In a sober national security address in Cleveland, Mrs Clinton also called for ramping up the US air campaign targeting Islamic State in Iraq and Syria.
She pointedly called out US partners in the region by name, saying Saudi Arabia, Kuwait and Qatar must stop their citizens from funding terrorism.
And she vigorously reiterated her call for banning assault weapons, like one of the guns the Orlando attacker used.
"I believe weapons of war have no place on our streets," she said.
Mrs Clinton's address in Cleveland was supposed to mark the official start of her general election campaign against Republican Donald Trump.

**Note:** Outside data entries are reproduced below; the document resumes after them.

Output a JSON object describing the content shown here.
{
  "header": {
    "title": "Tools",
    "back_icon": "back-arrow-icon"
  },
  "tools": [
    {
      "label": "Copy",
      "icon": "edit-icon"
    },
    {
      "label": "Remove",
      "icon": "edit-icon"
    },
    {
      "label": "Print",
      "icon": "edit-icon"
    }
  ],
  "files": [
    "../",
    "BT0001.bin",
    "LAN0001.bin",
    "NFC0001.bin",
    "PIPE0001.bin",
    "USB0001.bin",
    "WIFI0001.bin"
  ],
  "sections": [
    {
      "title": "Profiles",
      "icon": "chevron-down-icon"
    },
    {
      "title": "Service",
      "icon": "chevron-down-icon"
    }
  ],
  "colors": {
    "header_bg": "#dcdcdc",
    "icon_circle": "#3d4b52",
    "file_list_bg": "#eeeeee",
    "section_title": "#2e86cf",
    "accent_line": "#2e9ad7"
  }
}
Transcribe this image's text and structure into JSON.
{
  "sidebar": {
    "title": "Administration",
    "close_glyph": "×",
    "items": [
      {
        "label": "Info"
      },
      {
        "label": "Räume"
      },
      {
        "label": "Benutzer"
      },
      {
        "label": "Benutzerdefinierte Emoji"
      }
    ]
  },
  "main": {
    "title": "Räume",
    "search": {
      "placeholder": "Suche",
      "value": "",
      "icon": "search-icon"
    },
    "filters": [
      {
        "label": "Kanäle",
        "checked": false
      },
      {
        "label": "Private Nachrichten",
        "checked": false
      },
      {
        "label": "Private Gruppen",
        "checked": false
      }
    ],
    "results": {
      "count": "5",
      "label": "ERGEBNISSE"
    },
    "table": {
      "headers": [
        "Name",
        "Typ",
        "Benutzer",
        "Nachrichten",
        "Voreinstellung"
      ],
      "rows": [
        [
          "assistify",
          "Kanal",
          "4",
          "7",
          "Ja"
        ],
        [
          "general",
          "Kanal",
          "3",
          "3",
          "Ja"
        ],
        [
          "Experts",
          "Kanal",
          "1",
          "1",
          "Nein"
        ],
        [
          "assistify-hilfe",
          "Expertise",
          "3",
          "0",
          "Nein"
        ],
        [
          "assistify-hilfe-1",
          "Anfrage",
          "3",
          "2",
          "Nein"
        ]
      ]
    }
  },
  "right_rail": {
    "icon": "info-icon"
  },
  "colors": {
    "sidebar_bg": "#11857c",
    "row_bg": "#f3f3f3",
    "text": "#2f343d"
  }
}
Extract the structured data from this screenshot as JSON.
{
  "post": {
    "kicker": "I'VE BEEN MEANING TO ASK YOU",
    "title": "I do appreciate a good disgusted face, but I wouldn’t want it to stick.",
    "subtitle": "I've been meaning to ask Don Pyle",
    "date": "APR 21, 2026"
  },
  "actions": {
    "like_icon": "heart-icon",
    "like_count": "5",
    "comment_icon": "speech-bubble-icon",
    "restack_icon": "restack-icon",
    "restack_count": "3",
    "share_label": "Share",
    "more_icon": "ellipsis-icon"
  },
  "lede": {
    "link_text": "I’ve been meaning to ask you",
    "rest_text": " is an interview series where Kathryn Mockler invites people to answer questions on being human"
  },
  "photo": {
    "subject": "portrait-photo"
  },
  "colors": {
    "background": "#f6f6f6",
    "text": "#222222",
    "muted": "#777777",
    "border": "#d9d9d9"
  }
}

But Sunday's shooting altered her plans and she avoided direct attacks on her Republican rival, declaring "Today is not a day for politics".
Still, much of Mrs Clinton's comments were aimed at drawing policy and temperamental contrasts with Mr Trump. The businessman's initial responses to the Orlando attacks included accepting "congrats" for "being right" about the terror threat facing the US.
He also redoubled his calls for temporarily banning Muslims from the US and increasing surveillance of mosques - policies that have concerned even some of his fellow Republicans.
"We have to have a ban on people coming in from Syria and different parts of the world with this philosophy that is so hateful and so horrible," Mr Trump said.
Because the gunman was American-born and lived in Florida, Mr Trump's ban would not have prevented the shooting.
The presumptive Republican nominee was to speak on national security later on Monday in New Hampshire. He had planned to use the speech to make his case against Mrs Clinton, as well as her husband Bill Clinton, but he, too, changed his focused after the shooting.
Authorities say Omar Mateen, a 29-year-old American-born Muslim, was responsible for the horrific attacks. FBI director James Comey said Mateen had "strong indications of radicalisation" and was probably inspired by foreign terrorist organisations, though there was no evidence that he had been directed by a network to carry out the attacks.
These apparent "lone wolf" attackers have deeply worried counter-terrorism officials because they often leave fewer intelligence trails to monitor.
Mrs Clinton said she would put together teams of government and private sector officials to try to identify lone wolf terrorists and ensure law enforcement agencies have the resources they need for such efforts.
In his morning television interviews, Mr Trump redoubled his call for banning Muslims, although Mateen was an American citizen born in New York. While Mr Trump focused in particular on keeping out refugees from Syria, he said a ban should apply to people from "different parts of the world with this philosophy that is so hateful and so horrible".
The presumptive Republican nominee also appeared to suggest that US President Barack Obama may sympathise with Islamic terrorists.
"He doesn't get it or, or he gets it better than anybody understands," Mr Trump said. ''It's one or the other. And either one is unacceptable."
Mr Trump said there were thousands of people living in the United States "sick with hate" and capable of carrying out the same sort of massacre.
"The problem is we have thousands of people right now in our country. You have people that were born in this country" who are susceptible to becoming "radicalised", the billionaire said. He claimed there are Muslims living here who "know who they are" and said it was time to "turn them in".
Mr Trump's long-standing proposal to temporarily ban foreign-born Muslims from entering the United States has triggered outrage from Democrats and Republicans alike, who see it unconstitutional, un-American and counter-productive.
But it has helped him win over many primary voters who fear the rise of Islamic extremism and believe that "political correctness" - the fear of offending Muslims - is damaging national security.